Imaging Nerd

Deep Vein Thrombosis

Key Points
  • Deep vein thrombosis (DVT) is a clot inside a deep vein — usually a leg — that should be carrying blood back to the heart.
  • The first-line test is compression ultrasound: a normal vein squishes flat under the probe; a clotted one won't.
  • The headline danger isn't the leg — it's the piece that breaks off and sails to the lungs as a pulmonary embolism.
  • Acute clot is soft, expands the vein, and is poorly compressible; chronic clot is shrunken, scarred, and stuck to the wall.

Imagine the veins in your leg as the return-trip lane of a highway, quietly shuttling blood back up to the heart. A DVT is a traffic jam in that lane — a clot parked where blood should be flowing. Annoying locally, sure. But the real fear is that a chunk of that jam dislodges, rides the express lane straight to the lungs, and causes real trouble. That's the whole reason we chase these clots so hard.

What a DVT actually is

"Deep" is the operative word. Legs have two plumbing systems: superficial veins near the skin and deep veins buried with the arteries. A clot in a superficial vein is usually a nuisance; a clot in a deep vein is the one that can throw emboli. So when we say DVT, we mean the deep system — most commonly the leg veins from the calf up through the thigh.

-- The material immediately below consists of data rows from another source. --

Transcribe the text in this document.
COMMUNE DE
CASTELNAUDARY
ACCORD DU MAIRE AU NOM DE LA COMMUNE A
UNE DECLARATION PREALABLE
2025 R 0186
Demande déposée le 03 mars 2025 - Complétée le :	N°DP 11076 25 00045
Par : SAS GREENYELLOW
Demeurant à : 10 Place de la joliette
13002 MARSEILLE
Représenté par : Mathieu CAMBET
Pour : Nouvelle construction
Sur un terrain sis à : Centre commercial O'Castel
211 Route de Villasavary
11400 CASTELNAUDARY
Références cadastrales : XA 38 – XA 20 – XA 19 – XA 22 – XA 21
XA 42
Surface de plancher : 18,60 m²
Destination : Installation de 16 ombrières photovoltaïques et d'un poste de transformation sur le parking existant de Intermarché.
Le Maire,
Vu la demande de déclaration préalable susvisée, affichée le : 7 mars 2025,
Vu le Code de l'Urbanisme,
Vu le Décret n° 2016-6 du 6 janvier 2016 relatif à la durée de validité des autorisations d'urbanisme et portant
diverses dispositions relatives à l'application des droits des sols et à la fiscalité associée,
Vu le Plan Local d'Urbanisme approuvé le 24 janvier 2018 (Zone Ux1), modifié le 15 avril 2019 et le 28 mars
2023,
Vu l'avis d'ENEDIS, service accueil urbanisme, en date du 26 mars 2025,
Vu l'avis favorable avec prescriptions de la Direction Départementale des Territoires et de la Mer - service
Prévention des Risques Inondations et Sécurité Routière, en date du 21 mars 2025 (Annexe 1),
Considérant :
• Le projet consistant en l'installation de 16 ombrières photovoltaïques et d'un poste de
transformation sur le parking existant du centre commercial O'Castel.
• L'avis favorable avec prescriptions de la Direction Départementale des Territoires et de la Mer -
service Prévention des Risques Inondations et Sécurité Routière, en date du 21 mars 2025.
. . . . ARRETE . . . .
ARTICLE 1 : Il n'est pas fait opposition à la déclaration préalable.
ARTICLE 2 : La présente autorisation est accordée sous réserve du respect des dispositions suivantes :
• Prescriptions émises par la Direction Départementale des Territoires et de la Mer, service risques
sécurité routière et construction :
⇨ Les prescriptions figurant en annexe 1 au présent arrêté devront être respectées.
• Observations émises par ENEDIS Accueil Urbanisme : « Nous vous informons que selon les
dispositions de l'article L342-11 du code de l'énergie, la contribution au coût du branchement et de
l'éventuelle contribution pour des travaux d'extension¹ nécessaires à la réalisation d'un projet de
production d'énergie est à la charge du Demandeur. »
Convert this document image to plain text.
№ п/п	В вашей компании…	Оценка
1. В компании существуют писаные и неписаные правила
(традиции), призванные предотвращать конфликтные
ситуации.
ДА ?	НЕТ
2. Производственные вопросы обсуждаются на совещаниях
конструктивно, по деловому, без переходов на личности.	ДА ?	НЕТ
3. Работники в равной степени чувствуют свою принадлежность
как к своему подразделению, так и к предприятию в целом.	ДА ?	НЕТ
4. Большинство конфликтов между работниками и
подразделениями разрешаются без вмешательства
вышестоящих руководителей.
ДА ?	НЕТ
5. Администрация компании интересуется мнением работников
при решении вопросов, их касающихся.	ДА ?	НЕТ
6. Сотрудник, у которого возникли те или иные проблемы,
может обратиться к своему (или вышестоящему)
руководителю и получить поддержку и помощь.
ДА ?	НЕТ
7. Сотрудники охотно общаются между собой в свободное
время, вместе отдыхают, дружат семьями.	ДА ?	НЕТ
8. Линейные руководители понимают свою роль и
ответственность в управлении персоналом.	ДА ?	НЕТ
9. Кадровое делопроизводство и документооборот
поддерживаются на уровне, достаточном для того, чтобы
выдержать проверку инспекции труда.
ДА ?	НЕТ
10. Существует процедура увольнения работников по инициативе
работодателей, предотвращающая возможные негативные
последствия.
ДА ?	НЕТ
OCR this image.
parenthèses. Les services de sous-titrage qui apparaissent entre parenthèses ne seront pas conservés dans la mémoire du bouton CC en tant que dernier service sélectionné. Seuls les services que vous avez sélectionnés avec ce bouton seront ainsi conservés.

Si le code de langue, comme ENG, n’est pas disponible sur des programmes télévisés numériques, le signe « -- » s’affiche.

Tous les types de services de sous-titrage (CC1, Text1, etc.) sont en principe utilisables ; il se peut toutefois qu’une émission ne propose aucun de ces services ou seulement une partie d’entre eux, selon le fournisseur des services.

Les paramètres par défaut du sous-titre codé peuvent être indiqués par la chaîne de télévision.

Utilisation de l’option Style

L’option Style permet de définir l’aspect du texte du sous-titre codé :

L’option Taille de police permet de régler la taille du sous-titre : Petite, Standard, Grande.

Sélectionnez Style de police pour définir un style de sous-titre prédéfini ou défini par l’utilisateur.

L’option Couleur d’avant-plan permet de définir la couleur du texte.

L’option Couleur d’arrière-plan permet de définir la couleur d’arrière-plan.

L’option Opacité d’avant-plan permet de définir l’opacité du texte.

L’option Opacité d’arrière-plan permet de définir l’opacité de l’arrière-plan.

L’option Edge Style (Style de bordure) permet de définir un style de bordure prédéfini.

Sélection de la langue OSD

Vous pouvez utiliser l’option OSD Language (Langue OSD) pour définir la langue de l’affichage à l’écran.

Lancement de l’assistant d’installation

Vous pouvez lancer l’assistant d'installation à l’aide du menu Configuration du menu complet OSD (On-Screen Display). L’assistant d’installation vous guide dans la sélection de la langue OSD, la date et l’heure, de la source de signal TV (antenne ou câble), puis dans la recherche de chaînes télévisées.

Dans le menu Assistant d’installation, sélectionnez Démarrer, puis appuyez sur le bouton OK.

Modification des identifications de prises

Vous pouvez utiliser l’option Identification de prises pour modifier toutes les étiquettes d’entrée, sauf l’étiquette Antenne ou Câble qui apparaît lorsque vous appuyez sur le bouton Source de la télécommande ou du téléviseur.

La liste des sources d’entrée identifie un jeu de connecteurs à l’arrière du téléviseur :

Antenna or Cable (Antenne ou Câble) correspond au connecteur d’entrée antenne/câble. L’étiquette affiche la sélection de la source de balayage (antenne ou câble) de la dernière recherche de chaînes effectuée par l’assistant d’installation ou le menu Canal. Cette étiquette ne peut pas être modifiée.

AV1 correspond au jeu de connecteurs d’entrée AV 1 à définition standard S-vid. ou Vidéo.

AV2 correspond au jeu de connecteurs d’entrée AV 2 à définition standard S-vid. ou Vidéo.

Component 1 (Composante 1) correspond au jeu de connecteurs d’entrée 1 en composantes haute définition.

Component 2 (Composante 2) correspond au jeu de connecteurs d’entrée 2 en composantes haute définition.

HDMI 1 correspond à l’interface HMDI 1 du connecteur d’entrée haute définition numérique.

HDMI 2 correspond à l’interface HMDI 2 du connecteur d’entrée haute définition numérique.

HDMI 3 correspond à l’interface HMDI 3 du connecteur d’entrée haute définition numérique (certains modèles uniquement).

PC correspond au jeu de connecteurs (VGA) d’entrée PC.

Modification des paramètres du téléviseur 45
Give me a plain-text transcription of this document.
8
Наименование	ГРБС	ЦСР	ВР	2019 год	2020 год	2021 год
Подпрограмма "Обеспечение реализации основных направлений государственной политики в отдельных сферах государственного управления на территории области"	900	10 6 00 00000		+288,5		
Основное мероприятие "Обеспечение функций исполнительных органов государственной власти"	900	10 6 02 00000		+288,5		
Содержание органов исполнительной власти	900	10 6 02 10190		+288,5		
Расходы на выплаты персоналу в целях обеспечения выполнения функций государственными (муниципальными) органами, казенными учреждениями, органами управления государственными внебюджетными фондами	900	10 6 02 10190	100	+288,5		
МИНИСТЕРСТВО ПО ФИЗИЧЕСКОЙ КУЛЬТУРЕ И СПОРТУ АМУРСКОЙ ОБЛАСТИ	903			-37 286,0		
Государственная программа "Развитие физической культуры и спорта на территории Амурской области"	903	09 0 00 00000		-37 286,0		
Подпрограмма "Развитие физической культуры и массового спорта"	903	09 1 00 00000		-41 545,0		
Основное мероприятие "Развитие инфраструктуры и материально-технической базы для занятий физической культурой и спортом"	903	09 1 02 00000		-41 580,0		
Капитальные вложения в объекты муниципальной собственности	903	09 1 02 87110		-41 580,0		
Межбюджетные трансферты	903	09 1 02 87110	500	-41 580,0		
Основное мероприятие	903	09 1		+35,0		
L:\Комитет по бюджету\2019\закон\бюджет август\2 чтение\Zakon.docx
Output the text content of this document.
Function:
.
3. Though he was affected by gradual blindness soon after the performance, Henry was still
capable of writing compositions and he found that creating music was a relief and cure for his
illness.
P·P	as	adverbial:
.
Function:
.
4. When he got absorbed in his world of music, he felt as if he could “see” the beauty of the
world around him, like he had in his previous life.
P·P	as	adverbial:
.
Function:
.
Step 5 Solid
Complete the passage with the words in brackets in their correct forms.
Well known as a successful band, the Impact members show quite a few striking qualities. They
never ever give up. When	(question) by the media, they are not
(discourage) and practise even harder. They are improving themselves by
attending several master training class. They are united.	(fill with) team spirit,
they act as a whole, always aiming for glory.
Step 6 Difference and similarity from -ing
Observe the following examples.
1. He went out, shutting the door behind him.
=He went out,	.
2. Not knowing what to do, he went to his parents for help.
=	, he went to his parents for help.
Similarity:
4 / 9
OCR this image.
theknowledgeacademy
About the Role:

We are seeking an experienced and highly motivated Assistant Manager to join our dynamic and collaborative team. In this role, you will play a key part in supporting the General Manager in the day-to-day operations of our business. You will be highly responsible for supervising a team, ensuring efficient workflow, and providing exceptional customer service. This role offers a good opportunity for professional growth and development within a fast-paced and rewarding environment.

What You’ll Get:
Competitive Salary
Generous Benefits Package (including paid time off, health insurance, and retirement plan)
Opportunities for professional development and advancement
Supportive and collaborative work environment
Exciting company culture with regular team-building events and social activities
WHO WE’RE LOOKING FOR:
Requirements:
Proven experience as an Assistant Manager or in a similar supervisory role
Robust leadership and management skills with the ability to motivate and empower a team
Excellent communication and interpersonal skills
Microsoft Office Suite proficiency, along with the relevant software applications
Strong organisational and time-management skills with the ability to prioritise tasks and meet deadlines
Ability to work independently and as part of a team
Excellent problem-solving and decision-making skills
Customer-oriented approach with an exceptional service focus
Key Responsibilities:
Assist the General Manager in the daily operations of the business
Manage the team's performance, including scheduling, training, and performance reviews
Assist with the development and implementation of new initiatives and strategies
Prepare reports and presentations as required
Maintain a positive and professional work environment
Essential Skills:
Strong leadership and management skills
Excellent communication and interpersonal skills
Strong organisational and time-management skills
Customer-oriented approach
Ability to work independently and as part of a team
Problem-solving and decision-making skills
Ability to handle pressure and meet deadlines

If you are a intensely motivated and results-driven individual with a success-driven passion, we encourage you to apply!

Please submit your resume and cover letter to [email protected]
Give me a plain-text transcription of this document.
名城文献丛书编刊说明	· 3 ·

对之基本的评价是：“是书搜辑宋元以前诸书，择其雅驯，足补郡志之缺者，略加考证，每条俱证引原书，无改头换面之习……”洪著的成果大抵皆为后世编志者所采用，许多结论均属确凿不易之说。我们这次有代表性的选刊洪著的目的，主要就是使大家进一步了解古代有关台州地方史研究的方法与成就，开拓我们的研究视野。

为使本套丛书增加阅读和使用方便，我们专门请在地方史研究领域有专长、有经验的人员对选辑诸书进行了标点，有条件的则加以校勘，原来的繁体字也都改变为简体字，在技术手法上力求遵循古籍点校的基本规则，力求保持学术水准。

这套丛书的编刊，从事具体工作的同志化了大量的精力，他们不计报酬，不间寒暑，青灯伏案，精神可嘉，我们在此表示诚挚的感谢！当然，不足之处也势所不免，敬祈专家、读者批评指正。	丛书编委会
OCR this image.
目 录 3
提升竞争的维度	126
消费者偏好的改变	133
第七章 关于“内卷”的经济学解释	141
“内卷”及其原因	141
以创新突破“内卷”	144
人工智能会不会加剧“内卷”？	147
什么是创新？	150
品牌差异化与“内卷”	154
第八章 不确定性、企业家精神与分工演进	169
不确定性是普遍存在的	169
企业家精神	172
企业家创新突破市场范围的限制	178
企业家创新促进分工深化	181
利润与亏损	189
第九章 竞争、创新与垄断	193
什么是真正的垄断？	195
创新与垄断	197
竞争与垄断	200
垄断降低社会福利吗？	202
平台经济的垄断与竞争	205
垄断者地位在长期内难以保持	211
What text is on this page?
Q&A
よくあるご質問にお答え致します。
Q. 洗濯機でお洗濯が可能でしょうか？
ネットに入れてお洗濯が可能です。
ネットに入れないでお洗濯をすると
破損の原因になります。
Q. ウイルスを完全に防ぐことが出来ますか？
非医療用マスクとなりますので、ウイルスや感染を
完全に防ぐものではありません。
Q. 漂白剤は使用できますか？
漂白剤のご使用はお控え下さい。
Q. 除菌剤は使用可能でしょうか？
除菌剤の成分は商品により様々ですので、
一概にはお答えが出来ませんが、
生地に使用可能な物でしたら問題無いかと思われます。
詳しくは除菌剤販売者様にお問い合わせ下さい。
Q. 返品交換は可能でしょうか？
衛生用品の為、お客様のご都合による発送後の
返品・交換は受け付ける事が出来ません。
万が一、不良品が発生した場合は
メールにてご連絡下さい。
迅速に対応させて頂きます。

Clots love three conditions, classically remembered as the trio of sluggish flow, vessel-wall injury, and blood that's too eager to clot. In plain terms: blood that sits still (long flights, hospital beds, casts), a vein that's been irritated, and a clotting system turned up too high (surgery, cancer, pregnancy, certain medications). Stack a few of those and you've built the perfect parking spot for a clot.

The test: compression ultrasound

The workhorse here is ultrasound, and the trick is delightfully low-tech. A healthy vein is a floppy, low-pressure tube. Press the probe down and a normal vein collapses flat — the walls kiss together like squeezing an empty drinking straw. A vein packed with clot is stuffed; press all you like and it won't squish shut.

That's the single most useful sign in the whole exam: loss of compressibility. Everything else is supporting evidence.

Key Point

A normal deep vein compresses completely and disappears under gentle probe pressure. A non-compressible vein that stays round is a clot until proven otherwise.

We add Doppler to listen to flow. Normal leg-vein flow rises and falls gently with breathing and surges when you squeeze the calf. A clotted segment is quiet — no flow where there should be, or flow detouring around the blockage.

Figure · US
Transverse compression ultrasound of the common femoral vein, side-by-side without and with probe pressure: the patent vein collapses fully when compressed, while a thrombosed vein remains round and non-compressible.

Acute versus chronic: reading the clot's age

Not all clots are fresh, and telling new from old changes what you do next.

FeatureAcute clotChronic clot
Vein caliberExpanded, bulgingShrunken, contracted
EchotextureSoft, often dark/anechoicBrighter, organized, scarred
Wall attachmentLoosely filling the lumenStuck to the wall, retracted
CompressibilityAbsent (spongy, non-compressible)Absent, but vein is small and firm

Think of acute clot as a fresh, plump jelly filling the pipe, and chronic clot as that same jelly left out for weeks — dried, shriveled, and welded to the wall. The distinction matters because old scarred clot can leave a vein permanently non-compressible, which fakes out the unwary.

Pitfall

A chronically scarred vein never fully compresses again, so on a later scan it can look like a "DVT" forever. Without an old study to compare, a small, shrunken, brightly echogenic vein points to old disease — not a fresh clot needing urgent treatment. Compare with priors whenever you can.

When ultrasound isn't the answer

Ultrasound owns the legs, but it can't see everywhere. Clot in the pelvic veins or the inferior vena cava sits too deep for a good squeeze, so we lean on CT or MR venography there. And if a patient turns up short of breath, the lungs become the priority — the question quietly shifts from "is there a clot in the leg?" to "did a piece already reach the lungs?"

Heads Up

A negative leg ultrasound does not rule out a pulmonary embolism. The clot may have already left the leg, or it may live in veins the probe can't reach. If the clinical concern is the lungs, image the lungs.

Why we care so much

Treatment is usually blood thinners — not to dissolve the existing clot so much as to stop it growing and buy time for the body to organize and stabilize it. The goal is preventing that breakaway piece. When thinners can't be used safely, an IVC filter can act as a literal strainer in the big return vein, catching clots before they reach the lungs.

So the one thing to carry out of here: a DVT is a parked clot in a deep vein, the ultrasound question is simply "does this vein squish flat?", and the reason the whole machine springs into action is the trip that clot might take to the lungs.